I cant think of anything more fitting than a FIFA gold trophy for trump. FIFA is the gold standard for massive corruption.
Maybe the IOC should send a gold medal too.
I am setting up a fund to throw a MASSIVE party the day this fucking toad finally croaks. I will be blazing music for DAYS and shooting fireworks like it’s 1789, NOBODY ON THE BLOCK WILL BE SOBER OR RECOVER FOR A WEEK STRAIGHT
I don’t think you would really want it back after that piece of human shit touches it.
I have been having genuine fantasies about a massive bomb going off right there and then on live television every time I hear that fucking cockroach squeal.
It’s become like, I can’t help it. I see it, hear it, smell the flesh and gunpowder, like KABLAAAAAAM.
It’s what keeps me alive- hope. Pure, sheer hope.
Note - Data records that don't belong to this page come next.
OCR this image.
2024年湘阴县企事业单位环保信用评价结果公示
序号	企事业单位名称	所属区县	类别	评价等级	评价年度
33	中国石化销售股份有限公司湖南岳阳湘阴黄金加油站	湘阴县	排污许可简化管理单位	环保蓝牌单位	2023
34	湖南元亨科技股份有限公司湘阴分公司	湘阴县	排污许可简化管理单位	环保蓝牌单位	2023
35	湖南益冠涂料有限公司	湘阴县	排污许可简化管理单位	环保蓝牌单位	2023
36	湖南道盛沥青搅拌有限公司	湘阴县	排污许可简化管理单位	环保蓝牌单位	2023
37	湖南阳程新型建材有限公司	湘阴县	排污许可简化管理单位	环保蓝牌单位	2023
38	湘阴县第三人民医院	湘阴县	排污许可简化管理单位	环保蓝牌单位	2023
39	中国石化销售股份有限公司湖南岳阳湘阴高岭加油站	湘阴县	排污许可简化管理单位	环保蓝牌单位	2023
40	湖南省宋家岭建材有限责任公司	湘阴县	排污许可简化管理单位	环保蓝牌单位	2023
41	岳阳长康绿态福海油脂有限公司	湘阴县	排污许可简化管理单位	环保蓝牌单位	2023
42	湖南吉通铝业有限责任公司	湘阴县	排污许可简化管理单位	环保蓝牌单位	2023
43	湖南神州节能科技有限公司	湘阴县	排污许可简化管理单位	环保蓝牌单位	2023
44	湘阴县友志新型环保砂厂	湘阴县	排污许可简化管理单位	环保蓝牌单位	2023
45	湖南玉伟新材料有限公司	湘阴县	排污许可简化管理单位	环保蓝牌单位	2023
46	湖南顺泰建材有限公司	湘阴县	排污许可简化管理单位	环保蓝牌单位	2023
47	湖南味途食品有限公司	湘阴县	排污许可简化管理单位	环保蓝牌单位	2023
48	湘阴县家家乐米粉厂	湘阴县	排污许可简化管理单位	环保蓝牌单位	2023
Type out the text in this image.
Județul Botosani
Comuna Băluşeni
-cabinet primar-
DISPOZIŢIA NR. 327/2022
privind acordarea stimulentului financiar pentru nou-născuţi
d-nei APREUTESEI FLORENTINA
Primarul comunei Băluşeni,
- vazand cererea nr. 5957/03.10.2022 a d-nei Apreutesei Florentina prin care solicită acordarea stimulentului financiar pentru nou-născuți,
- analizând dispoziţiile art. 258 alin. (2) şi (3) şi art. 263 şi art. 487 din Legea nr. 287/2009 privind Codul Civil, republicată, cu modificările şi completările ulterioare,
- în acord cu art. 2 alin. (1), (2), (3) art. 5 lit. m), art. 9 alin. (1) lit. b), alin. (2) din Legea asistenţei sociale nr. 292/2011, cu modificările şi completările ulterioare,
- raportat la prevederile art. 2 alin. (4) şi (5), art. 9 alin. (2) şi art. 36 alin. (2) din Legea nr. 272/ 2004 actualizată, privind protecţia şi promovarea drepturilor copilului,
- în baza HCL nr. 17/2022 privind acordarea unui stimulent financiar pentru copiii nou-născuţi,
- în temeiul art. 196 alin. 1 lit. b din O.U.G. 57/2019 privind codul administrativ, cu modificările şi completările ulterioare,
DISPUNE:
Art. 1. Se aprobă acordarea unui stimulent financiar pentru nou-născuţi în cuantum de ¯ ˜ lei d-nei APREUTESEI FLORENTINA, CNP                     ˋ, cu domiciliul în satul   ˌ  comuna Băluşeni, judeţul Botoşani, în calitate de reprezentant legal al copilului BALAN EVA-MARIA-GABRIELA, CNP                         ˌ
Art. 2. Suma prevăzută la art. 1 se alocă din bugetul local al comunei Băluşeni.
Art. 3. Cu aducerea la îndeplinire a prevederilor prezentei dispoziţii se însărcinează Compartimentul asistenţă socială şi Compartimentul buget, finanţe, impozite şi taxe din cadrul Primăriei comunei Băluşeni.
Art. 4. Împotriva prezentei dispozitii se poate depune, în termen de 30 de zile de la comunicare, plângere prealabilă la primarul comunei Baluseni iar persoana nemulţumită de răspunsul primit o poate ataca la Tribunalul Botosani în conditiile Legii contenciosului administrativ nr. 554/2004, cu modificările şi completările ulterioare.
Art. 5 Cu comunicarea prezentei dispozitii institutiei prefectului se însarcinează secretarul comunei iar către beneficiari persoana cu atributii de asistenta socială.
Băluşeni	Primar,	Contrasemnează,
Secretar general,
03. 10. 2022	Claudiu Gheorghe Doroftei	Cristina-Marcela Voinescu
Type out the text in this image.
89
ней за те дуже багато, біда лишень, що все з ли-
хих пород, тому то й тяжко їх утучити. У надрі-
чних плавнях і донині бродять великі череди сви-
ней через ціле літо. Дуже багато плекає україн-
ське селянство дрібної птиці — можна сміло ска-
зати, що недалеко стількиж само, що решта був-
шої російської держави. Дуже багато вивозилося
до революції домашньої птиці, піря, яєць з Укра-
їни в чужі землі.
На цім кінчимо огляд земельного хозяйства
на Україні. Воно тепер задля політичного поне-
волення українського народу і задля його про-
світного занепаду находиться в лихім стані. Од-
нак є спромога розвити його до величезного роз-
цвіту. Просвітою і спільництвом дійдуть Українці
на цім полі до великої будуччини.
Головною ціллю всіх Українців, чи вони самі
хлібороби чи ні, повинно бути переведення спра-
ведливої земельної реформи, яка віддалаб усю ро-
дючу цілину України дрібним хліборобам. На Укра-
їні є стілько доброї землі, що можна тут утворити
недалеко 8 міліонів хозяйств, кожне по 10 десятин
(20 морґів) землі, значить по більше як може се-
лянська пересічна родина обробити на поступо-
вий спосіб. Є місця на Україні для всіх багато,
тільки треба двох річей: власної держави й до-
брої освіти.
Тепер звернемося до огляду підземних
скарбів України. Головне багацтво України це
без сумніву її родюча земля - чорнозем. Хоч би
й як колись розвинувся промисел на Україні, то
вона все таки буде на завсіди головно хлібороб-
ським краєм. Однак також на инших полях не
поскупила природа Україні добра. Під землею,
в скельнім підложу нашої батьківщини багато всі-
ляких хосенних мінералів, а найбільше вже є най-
Why? It has literally nothing to do with politics. Its a trophy from a sport that he doesn’t watch, has never played, and won’t support in the future. The MLS is the most “woke” of the major sports leagues in the United States, so it’s in theory the antithesis of Trump’s agenda. They regularly engage in pride initiatives and imagery, plus encourage globalism at the venues and through broadcasts. Not to mention that this tournament doesn’t/didn’t really draw the full effort from clubs. Teams regularly didn’t play their regular season starting XI and players didn’t display max effort either. Most of them just finished a 32+ week season and played around 40 matches. There’s already labor disputes about the density and duration of the football schedule in Europe and the injuries associated with playing as much as they do. At best, I would guess that players put about 70% of their max effort into these matches considering the issue of heat too.
Because it’s shiny, gold, and he wants it, precious. /s
Why the /s? This is 100% factual.
Because sardonic and sarcastic both start with the letter s, and Lemmy hasn’t pioneered a different shorthand for the former yet.
How in hell can he even think that’s a valid way to go? I mean one look at him and you know he’s never run two steps in his life.
He’s gonna shit up the place with tacky gold shit isn’t he?
s/gonna/continue to/
When you’re famous they let you do it. You can steal trophies and medals! Mario steals gold coins, I rest my case.
“When you’re a star, you can do whatever you want. Grab 'em by the trophy!”
He also stole a shitload of art from the ambassador’s office in France in his first term. You’ll also recall that he wants (dunno if he got) the Declaration of Independence moved into the office as well.
He is such a fucking twat. Guaranteed he’s never even watched a full game in his life.
Ever hear the Putin Superbowl ring story?